The method of claim 1, wherein the output comprises a three-dimensional array of outputs from the layer, the array of outputs comprising dimensions for different channels in the neural network.

The method of claim 4, wherein the plurality of partitions comprises a three-dimensional partition of the array of outputs.

The method of claim 1, wherein the first segment is not contiguous among the plurality of segments.

identifying the first partition among the plurality of partitions that may be treated as having a zero value;
receiving criteria from a design environment;
and applying the criteria to each of the plurality of segments.

The method of claim 7, wherein the criteria include a relative magnitude function that calculates a sum over the values in a category and sets the value in the category to 0 if the sum is less than a threshold.

The method of claim 7, wherein the criteria are sent from the design environment as a runtime function.

The method of claim 7, wherein the criteria are encoded as part of a graph representing the neural network.

a computational node configured to implement a layer of a neural network and generate an output from said layer;
A partitioned circuit configured to perform a process, the process comprising:
receiving an output from the layer of the neural network;
partitioning the output into a plurality of partitions , the size of each of the plurality of partitions being defined based on an execution unit of a layer of the neural network before receiving the output;
identifying a first partition in the plurality of partitions that may be treated as having a zero value;
generating an encoding that identifies a location of the first partition; and
a memory configured to store the encoding and a remaining second partition in the plurality of partitions for a subsequent layer in the neural network.
Neural network accelerator.

12. The neural network accelerator of claim 11, further comprising a plurality of chiplets, wherein the compute node is implemented on a first chiplet in the plurality of chiplets and the subsequent layer is implemented on a second chiplet in the plurality of chiplets.

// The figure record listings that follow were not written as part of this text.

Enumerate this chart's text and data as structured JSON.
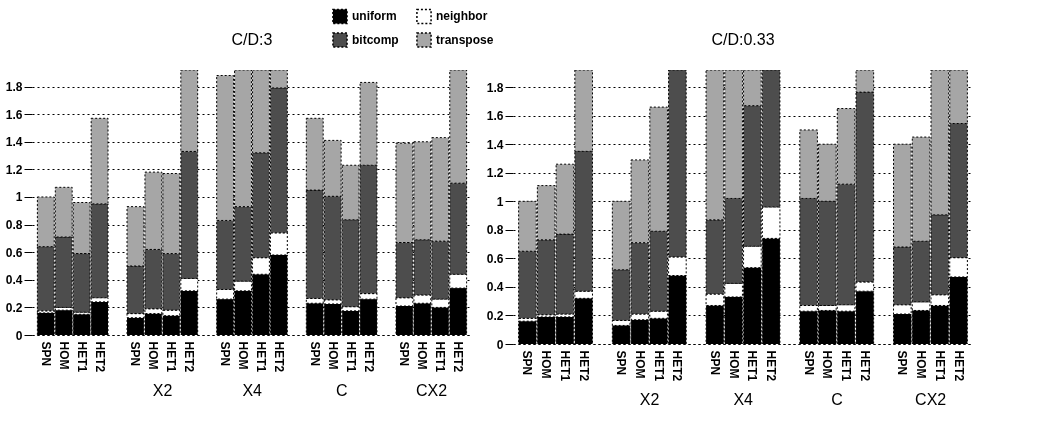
{
  "chart_data": [
    {
      "type": "bar",
      "stacked": true,
      "title": "C/D:3",
      "legend": "top right",
      "grid": "y",
      "ylim": [
        0,
        1.92
      ],
      "yticks": [
        0,
        0.2,
        0.4,
        0.6,
        0.8,
        1,
        1.2,
        1.4,
        1.6,
        1.8
      ],
      "categories": [
        "SPN",
        "HOM",
        "HET1",
        "HET2",
        null,
        "SPN",
        "HOM",
        "HET1",
        "HET2",
        null,
        "SPN",
        "HOM",
        "HET1",
        "HET2",
        null,
        "SPN",
        "HOM",
        "HET1",
        "HET2",
        null,
        "SPN",
        "HOM",
        "HET1",
        "HET2"
      ],
      "annotations": [
        "X2",
        "X4",
        "C",
        "CX2"
      ],
      "series": [
        {
          "name": "uniform",
          "color": "#000000",
          "values": [
            0.16,
            0.18,
            0.15,
            0.24,
            null,
            0.125,
            0.155,
            0.14,
            0.32,
            null,
            0.26,
            0.32,
            0.44,
            0.58,
            null,
            0.23,
            0.225,
            0.175,
            0.26,
            null,
            0.21,
            0.23,
            0.2,
            0.34
          ]
        },
        {
          "name": "neighbor",
          "color": "#ffffff",
          "values": [
            0.015,
            0.02,
            0.015,
            0.03,
            null,
            0.03,
            0.035,
            0.04,
            0.09,
            null,
            0.07,
            0.07,
            0.12,
            0.16,
            null,
            0.035,
            0.03,
            0.03,
            0.04,
            null,
            0.06,
            0.06,
            0.06,
            0.1
          ]
        },
        {
          "name": "bitcomp",
          "color": "#4d4d4d",
          "values": [
            0.465,
            0.51,
            0.425,
            0.68,
            null,
            0.345,
            0.43,
            0.41,
            0.92,
            null,
            0.5,
            0.54,
            0.76,
            1.05,
            null,
            0.785,
            0.75,
            0.63,
            0.93,
            null,
            0.4,
            0.4,
            0.42,
            0.66
          ]
        },
        {
          "name": "transpose",
          "color": "#a6a6a6",
          "values": [
            0.36,
            0.36,
            0.37,
            0.62,
            null,
            0.43,
            0.56,
            0.58,
            0.59,
            null,
            1.05,
            0.99,
            0.6,
            0.13,
            null,
            0.52,
            0.405,
            0.395,
            0.6,
            null,
            0.72,
            0.71,
            0.75,
            0.82
          ]
        }
      ]
    },
    {
      "type": "bar",
      "stacked": true,
      "title": "C/D:0.33",
      "grid": "y",
      "ylim": [
        0,
        1.92
      ],
      "yticks": [
        0,
        0.2,
        0.4,
        0.6,
        0.8,
        1,
        1.2,
        1.4,
        1.6,
        1.8
      ],
      "categories": [
        "SPN",
        "HOM",
        "HET1",
        "HET2",
        null,
        "SPN",
        "HOM",
        "HET1",
        "HET2",
        null,
        "SPN",
        "HOM",
        "HET1",
        "HET2",
        null,
        "SPN",
        "HOM",
        "HET1",
        "HET2",
        null,
        "SPN",
        "HOM",
        "HET1",
        "HET2"
      ],
      "annotations": [
        "X2",
        "X4",
        "C",
        "CX2"
      ],
      "series": [
        {
          "name": "uniform",
          "color": "#000000",
          "values": [
            0.16,
            0.19,
            0.19,
            0.32,
            null,
            0.13,
            0.17,
            0.18,
            0.48,
            null,
            0.27,
            0.33,
            0.535,
            0.74,
            null,
            0.23,
            0.235,
            0.23,
            0.37,
            null,
            0.21,
            0.235,
            0.27,
            0.47
          ]
        },
        {
          "name": "neighbor",
          "color": "#ffffff",
          "values": [
            0.02,
            0.015,
            0.02,
            0.05,
            null,
            0.035,
            0.04,
            0.05,
            0.13,
            null,
            0.08,
            0.095,
            0.15,
            0.22,
            null,
            0.04,
            0.035,
            0.045,
            0.065,
            null,
            0.065,
            0.06,
            0.075,
            0.135
          ]
        },
        {
          "name": "bitcomp",
          "color": "#4d4d4d",
          "values": [
            0.47,
            0.525,
            0.56,
            0.98,
            null,
            0.355,
            0.5,
            0.56,
            1.31,
            null,
            0.52,
            0.595,
            0.985,
            0.96,
            null,
            0.75,
            0.73,
            0.845,
            1.33,
            null,
            0.405,
            0.425,
            0.56,
            0.94
          ]
        },
        {
          "name": "transpose",
          "color": "#a6a6a6",
          "values": [
            0.35,
            0.38,
            0.49,
            0.57,
            null,
            0.48,
            0.58,
            0.87,
            null,
            null,
            1.05,
            0.9,
            0.25,
            null,
            null,
            0.48,
            0.4,
            0.53,
            0.155,
            null,
            0.72,
            0.73,
            1.015,
            0.375
          ]
        }
      ]
    }
  ]
}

further comprising a sequencer circuit configured to perform a process, the process comprising:
receiving the second partition at the subsequent layer in the neural network; and
and arranging the second partition based on the encoding.

The neural network accelerator of claim 11, wherein the layer of the neural network includes an executing convolution core.

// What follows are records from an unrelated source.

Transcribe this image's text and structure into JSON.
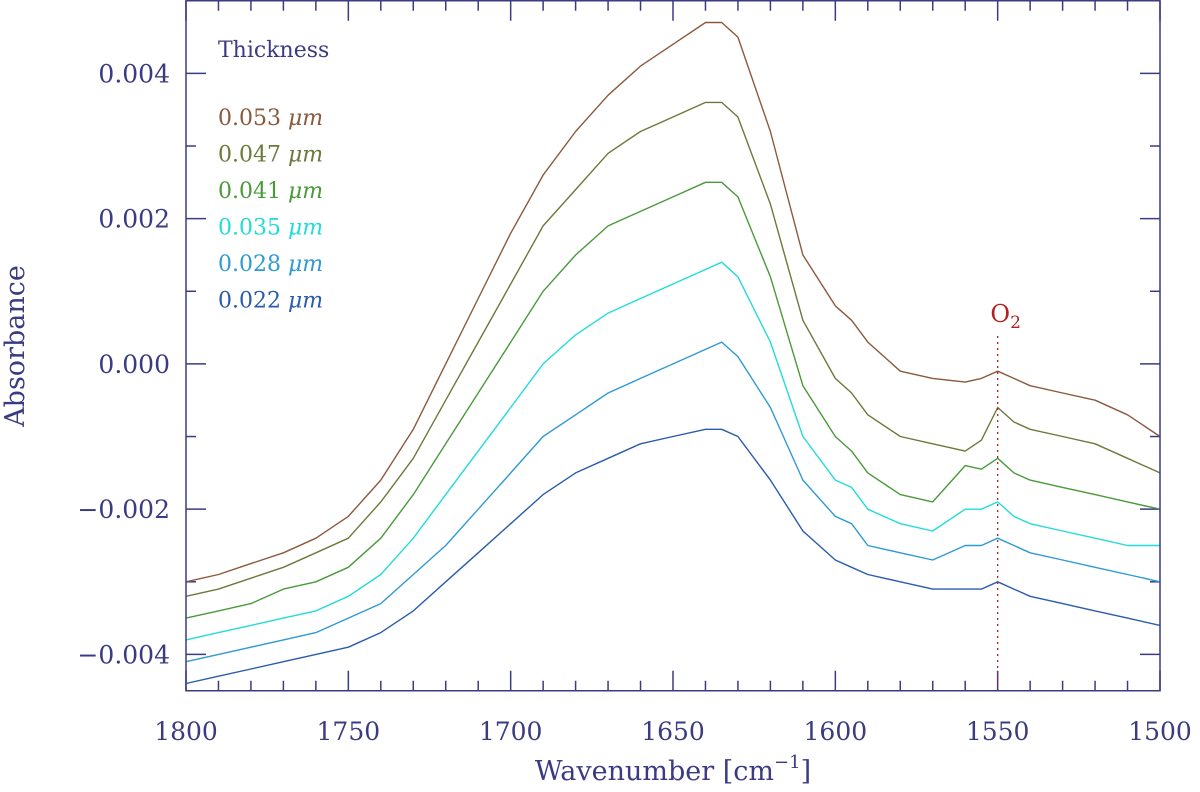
{
  "chart_data": {
    "type": "line",
    "xlabel": "Wavenumber [cm",
    "xlabel_sup": "−1",
    "xlabel_close": "]",
    "ylabel": "Absorbance",
    "xlim": [
      1800,
      1500
    ],
    "ylim": [
      -0.0045,
      0.005
    ],
    "x_reversed": true,
    "x_ticks": [
      1800,
      1750,
      1700,
      1650,
      1600,
      1550,
      1500
    ],
    "x_tick_labels": [
      "1800",
      "1750",
      "1700",
      "1650",
      "1600",
      "1550",
      "1500"
    ],
    "x_minor_step": 10,
    "y_ticks": [
      -0.004,
      -0.002,
      0.0,
      0.002,
      0.004
    ],
    "y_tick_labels": [
      "−0.004",
      "−0.002",
      "0.000",
      "0.002",
      "0.004"
    ],
    "y_minor_step": 0.001,
    "grid": false,
    "legend": {
      "title": "Thickness",
      "placement": "top-left",
      "unit": "μm"
    },
    "annotation": {
      "text": "O",
      "sub": "2",
      "x": 1550,
      "color": "#b22222"
    },
    "x": [
      1800,
      1790,
      1780,
      1770,
      1760,
      1750,
      1740,
      1730,
      1720,
      1710,
      1700,
      1690,
      1680,
      1670,
      1660,
      1650,
      1640,
      1635,
      1630,
      1620,
      1610,
      1600,
      1595,
      1590,
      1580,
      1570,
      1560,
      1555,
      1550,
      1545,
      1540,
      1530,
      1520,
      1510,
      1500
    ],
    "series": [
      {
        "name": "0.053",
        "color": "#8b5a3c",
        "values": [
          -0.003,
          -0.0029,
          -0.00275,
          -0.0026,
          -0.0024,
          -0.0021,
          -0.0016,
          -0.0009,
          0.0,
          0.0009,
          0.0018,
          0.0026,
          0.0032,
          0.0037,
          0.0041,
          0.0044,
          0.0047,
          0.0047,
          0.0045,
          0.0032,
          0.0015,
          0.0008,
          0.0006,
          0.0003,
          -0.0001,
          -0.0002,
          -0.00025,
          -0.0002,
          -0.0001,
          -0.0002,
          -0.0003,
          -0.0004,
          -0.0005,
          -0.0007,
          -0.001
        ]
      },
      {
        "name": "0.047",
        "color": "#6b7a3a",
        "values": [
          -0.0032,
          -0.0031,
          -0.00295,
          -0.0028,
          -0.0026,
          -0.0024,
          -0.0019,
          -0.0013,
          -0.0005,
          0.0003,
          0.0011,
          0.0019,
          0.0024,
          0.0029,
          0.0032,
          0.0034,
          0.0036,
          0.0036,
          0.0034,
          0.0022,
          0.0006,
          -0.0002,
          -0.0004,
          -0.0007,
          -0.001,
          -0.0011,
          -0.0012,
          -0.00105,
          -0.0006,
          -0.0008,
          -0.0009,
          -0.001,
          -0.0011,
          -0.0013,
          -0.0015
        ]
      },
      {
        "name": "0.041",
        "color": "#4a9a3a",
        "values": [
          -0.0035,
          -0.0034,
          -0.0033,
          -0.0031,
          -0.003,
          -0.0028,
          -0.0024,
          -0.0018,
          -0.0011,
          -0.0004,
          0.0003,
          0.001,
          0.0015,
          0.0019,
          0.0021,
          0.0023,
          0.0025,
          0.0025,
          0.0023,
          0.0012,
          -0.0003,
          -0.001,
          -0.0012,
          -0.0015,
          -0.0018,
          -0.0019,
          -0.0014,
          -0.00145,
          -0.0013,
          -0.0015,
          -0.0016,
          -0.0017,
          -0.0018,
          -0.0019,
          -0.002
        ]
      },
      {
        "name": "0.035",
        "color": "#22dcd8",
        "values": [
          -0.0038,
          -0.0037,
          -0.0036,
          -0.0035,
          -0.0034,
          -0.0032,
          -0.0029,
          -0.0024,
          -0.0018,
          -0.0012,
          -0.0006,
          0.0,
          0.0004,
          0.0007,
          0.0009,
          0.0011,
          0.0013,
          0.0014,
          0.0012,
          0.0003,
          -0.001,
          -0.0016,
          -0.0017,
          -0.002,
          -0.0022,
          -0.0023,
          -0.002,
          -0.002,
          -0.0019,
          -0.0021,
          -0.0022,
          -0.0023,
          -0.0024,
          -0.0025,
          -0.0025
        ]
      },
      {
        "name": "0.028",
        "color": "#2f9ad3",
        "values": [
          -0.0041,
          -0.004,
          -0.0039,
          -0.0038,
          -0.0037,
          -0.0035,
          -0.0033,
          -0.0029,
          -0.0025,
          -0.002,
          -0.0015,
          -0.001,
          -0.0007,
          -0.0004,
          -0.0002,
          0.0,
          0.0002,
          0.0003,
          0.0001,
          -0.0006,
          -0.0016,
          -0.0021,
          -0.0022,
          -0.0025,
          -0.0026,
          -0.0027,
          -0.0025,
          -0.0025,
          -0.0024,
          -0.0025,
          -0.0026,
          -0.0027,
          -0.0028,
          -0.0029,
          -0.003
        ]
      },
      {
        "name": "0.022",
        "color": "#2a5cae",
        "values": [
          -0.0044,
          -0.0043,
          -0.0042,
          -0.0041,
          -0.004,
          -0.0039,
          -0.0037,
          -0.0034,
          -0.003,
          -0.0026,
          -0.0022,
          -0.0018,
          -0.0015,
          -0.0013,
          -0.0011,
          -0.001,
          -0.0009,
          -0.0009,
          -0.001,
          -0.0016,
          -0.0023,
          -0.0027,
          -0.0028,
          -0.0029,
          -0.003,
          -0.0031,
          -0.0031,
          -0.0031,
          -0.003,
          -0.0031,
          -0.0032,
          -0.0033,
          -0.0034,
          -0.0035,
          -0.0036
        ]
      }
    ]
  }
}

The neural network accelerator of claim 11, wherein the memory comprises on-chip static random access memory (SRAM).

The neural network accelerator of claim 11, wherein the partitioned circuitry is not used when training the neural network.

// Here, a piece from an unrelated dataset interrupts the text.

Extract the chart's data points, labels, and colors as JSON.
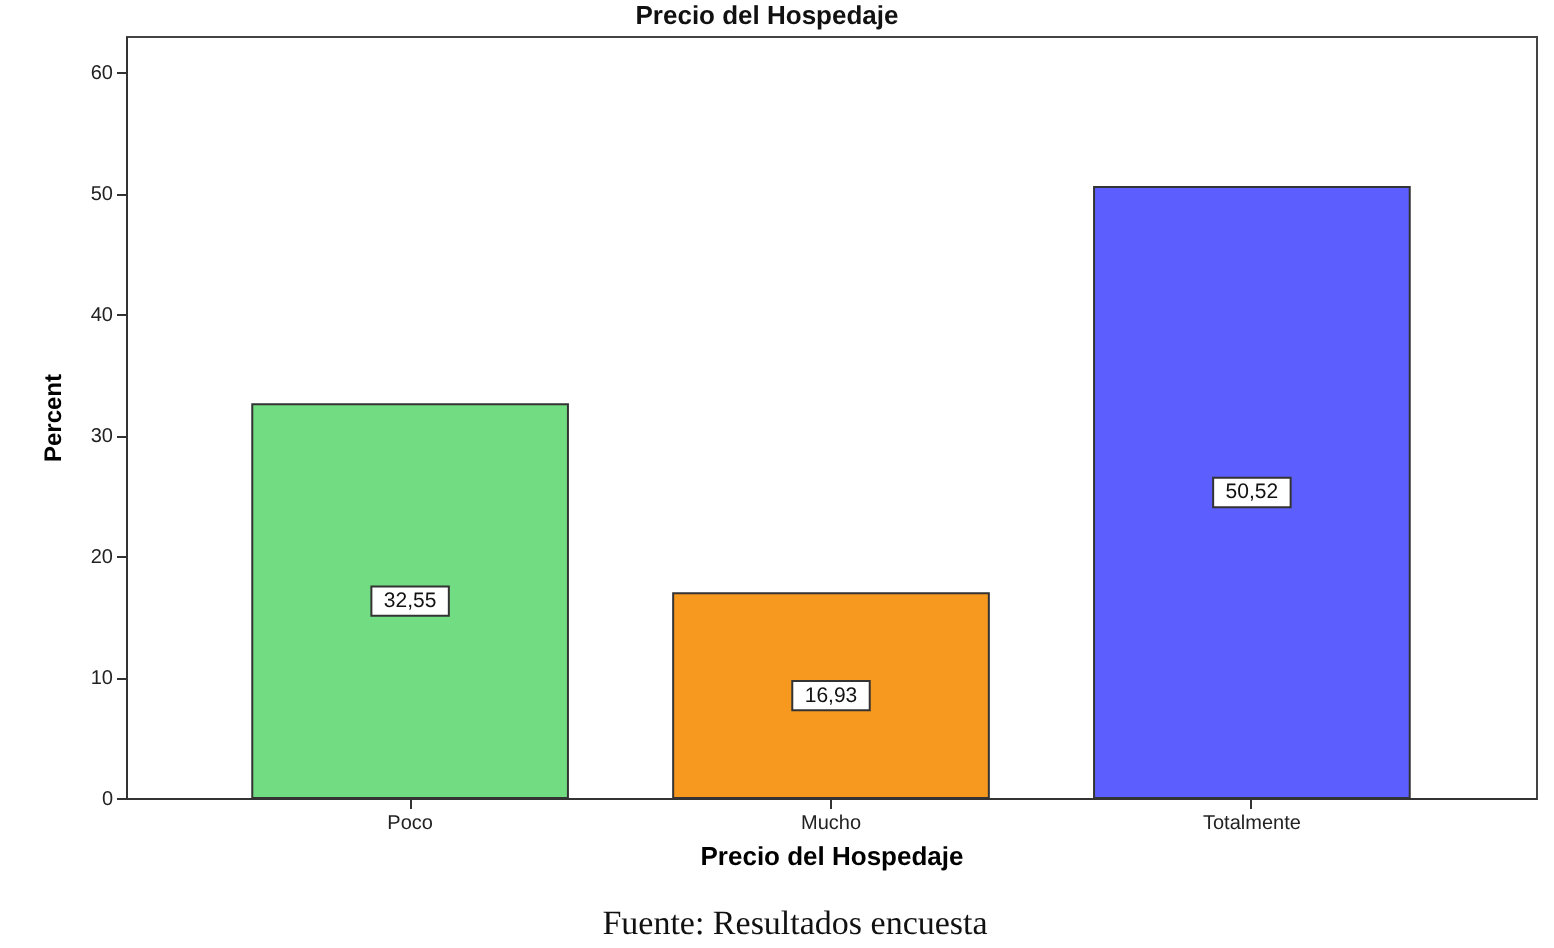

The neural network accelerator of claim 11, wherein the number of partitions in the plurality of partitions is determined during training of the neural network.

identifying the first partition among the plurality of partitions that may be treated as having a zero value;
receiving criteria from a design environment;
and applying the criterion to each of the plurality of partitions.

The neural network accelerator of claim 11, wherein the output comprises a three-dimensional array of outputs from the layer, the array of outputs comprises dimensions for different channels in the neural network, and the plurality of partitions comprises three-dimensional partitions of the array of outputs.

1. A method of inducing sparsity in an output of a neural network layer, the method comprising:
receiving an output from a layer of a neural network;
partitioning the output into a plurality of partitions, each of the plurality of partitions including a plurality of the outputs;
identifying a first segment in the plurality of segments that meets a criterion indicating that values in the first segment may be set to zero;
generating an encoding that identifies a location of the first partition;
sending the encoding and a remaining second partition in the plurality of partitions to a subsequent layer in the neural network and discarding the first partition;
receiving the second partition at the subsequent layer in the neural network; and
populating the second partition with zero values based on the encoding;
and executing the subsequent layer in the neural network.